Tours

Gilets Jaunes et commerces : le centre-ville de Tours souffre, les clients s’adaptent

Les manifestations hebdomadaires ont plombé le chiffre d’affaire des boutiques.

Ce samedi les Gilets Jaunes appellent à un acte XV dans le centre-ville de Tours avec un rassemblement qui partira de Jean Jaurès à 14h, comme c’est le cas chaque semaine depuis le début du mois de février. Même si les cortèges sont un peu moins fournis et que les fins de défilés sont plus calmes (moins de lacrymos ou de feux de poubelles), l’ambiance a changé dans les principales rues commerçantes de la ville.

Plusieurs commerçants interrogés le constatent : le samedi après-midi les clients sont plus rares. Les soldes ont globalement été ratés, encore plus que la baisse déjà observée lors des précédentes campagnes de rabais. Les chiffres de Fil Bleu en attestent : chaque samedi, le réseau de transports en commun de Tours enregistre autour de 15 000 validations de titres de transport en moins. Et même les ouvertures exceptionnelles du dimanche n’ont pas reboosté les bilans.

La région Centre-Val de Loire est la plus touchée par le mouvement

Mais alors, les badauds ont-ils réellement fui massivement ? Plusieurs commerçants nous ont plutôt indiqué un changement des habitudes : plus de monde le samedi matin, ou le vendredi soir. En cette période de vacances scolaires, la Rue Nationale était également bien encombrée, le beau temps aidant. La co-présidente des Vitrines de Tours est bien plus réservée : « on ne peut pas dire que l’on a rattrapé la semaine car il y a aussi eu les manifestations des étudiants ou des syndicats qui ont également pénalisé nos commerces. » Idem pour les ouvertures du dimanche : « les clients qui viennent de Blois, Poitiers ou Saumur ne viennent pas ce jour-là » selon la commerçante de la Rue de la Scellerie.

Valérie Noulin avance quelques chiffres : rien que pour les samedis, « entre -20 et -40% depuis 3 mois, -5 à -10% au global. Si on avait eu la clientèle du samedi, nous aurions été en positif. D’ailleurs les échos que j’ai des galeries commerciales c’est qu’à part fin novembre avec le blocage des accès ils n’ont pas eu de gros problèmes. »

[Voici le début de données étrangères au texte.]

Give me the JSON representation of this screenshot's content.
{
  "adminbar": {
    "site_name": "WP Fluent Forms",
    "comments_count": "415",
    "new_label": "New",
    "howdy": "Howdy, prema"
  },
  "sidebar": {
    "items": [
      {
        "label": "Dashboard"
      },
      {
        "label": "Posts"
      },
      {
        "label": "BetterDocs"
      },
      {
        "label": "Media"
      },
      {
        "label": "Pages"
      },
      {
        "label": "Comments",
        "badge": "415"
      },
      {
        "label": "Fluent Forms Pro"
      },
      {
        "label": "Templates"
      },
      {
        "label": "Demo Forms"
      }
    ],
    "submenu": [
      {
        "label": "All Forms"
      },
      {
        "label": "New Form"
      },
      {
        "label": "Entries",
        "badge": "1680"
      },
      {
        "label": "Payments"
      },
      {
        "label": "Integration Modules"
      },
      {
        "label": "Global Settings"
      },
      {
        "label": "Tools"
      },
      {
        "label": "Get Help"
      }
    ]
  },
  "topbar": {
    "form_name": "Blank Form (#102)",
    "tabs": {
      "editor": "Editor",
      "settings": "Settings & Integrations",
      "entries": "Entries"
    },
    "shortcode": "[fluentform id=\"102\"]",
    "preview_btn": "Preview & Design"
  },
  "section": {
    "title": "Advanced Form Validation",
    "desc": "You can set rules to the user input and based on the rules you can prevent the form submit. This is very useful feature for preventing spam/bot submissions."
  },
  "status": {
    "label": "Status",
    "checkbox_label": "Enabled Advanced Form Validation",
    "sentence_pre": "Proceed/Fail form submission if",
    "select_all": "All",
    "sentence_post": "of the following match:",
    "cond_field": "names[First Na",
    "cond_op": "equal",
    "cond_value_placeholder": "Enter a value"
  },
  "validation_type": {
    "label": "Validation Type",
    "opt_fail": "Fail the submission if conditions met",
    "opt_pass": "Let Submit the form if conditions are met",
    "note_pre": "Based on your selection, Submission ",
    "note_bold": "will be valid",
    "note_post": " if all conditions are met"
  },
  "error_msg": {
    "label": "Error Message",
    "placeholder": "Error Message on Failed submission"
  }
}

Une enquête publiée par la CCI Touraine est formelle : la région Centre-Val de Loire est celle où les boutiques semblent avoir le plus souffert de ce mouvement populaire à la longévité exceptionnelle : -7,9% de fréquentation en décembre, le mois le plus important de l’année (-2,9% en région parisienne). Les secteurs les plus touchés sont le bricolage et la santé devant l’habillement. En Touraine, 79% des 228 professionnels qui ont répondu au sondage se disent impactés par les manifestations, 85% dans le cœur de la Métropole, 87% à Tours même. Il y a eu la baisse de chiffre d’affaire, bien sûr, mais aussi des retards de livraisons et des problèmes de personnel (retards, arrêts de travail). Les dégradations sont elles restées marginales (quelques vitrines cassées ou rideaux de fer dégradés).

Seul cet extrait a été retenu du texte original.